The Women’s Soccer team has made great strides in the world of female sports, winning Olympic gold in the 2021 Olympics after winning bronze medals in 2016 or 2012.
Despite these strides, the women are reported to have made anywhere between $7,200 and $39,700 USD per season by the league.
The Canadian Soccer Players Association released a statement saying that the federation had threatened legal action against them if they do not prepare for the SheBelieves Cup game they are set to play on February 16th. In said statement, the federation saw the strike by the players as “unlawful”.
According to the players, the federation not only threatened them with legal action to get them to play, but also began the process to collect millions in damages from both the Association of the Players and from individual players.

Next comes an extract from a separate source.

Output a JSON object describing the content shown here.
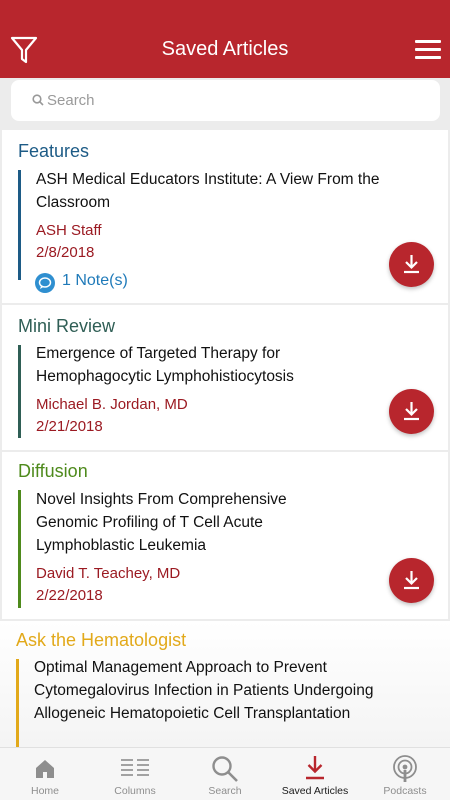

The captain of the team, Christine Sinclair, tweeted that the game was being played under protest and they were not going to back down and that the team would continue to fight for what they deserve.
Canada Soccer responded by releasing a statement reiterating the strike was illegal and claiming that they were only pushing the team to play, not just for the players’ sake, but also for the sake of their fans.
Despite Canada Soccer’s response, the men’s national team, who had also refused to train last year due to a contract dispute, expressed their support for the women’s team.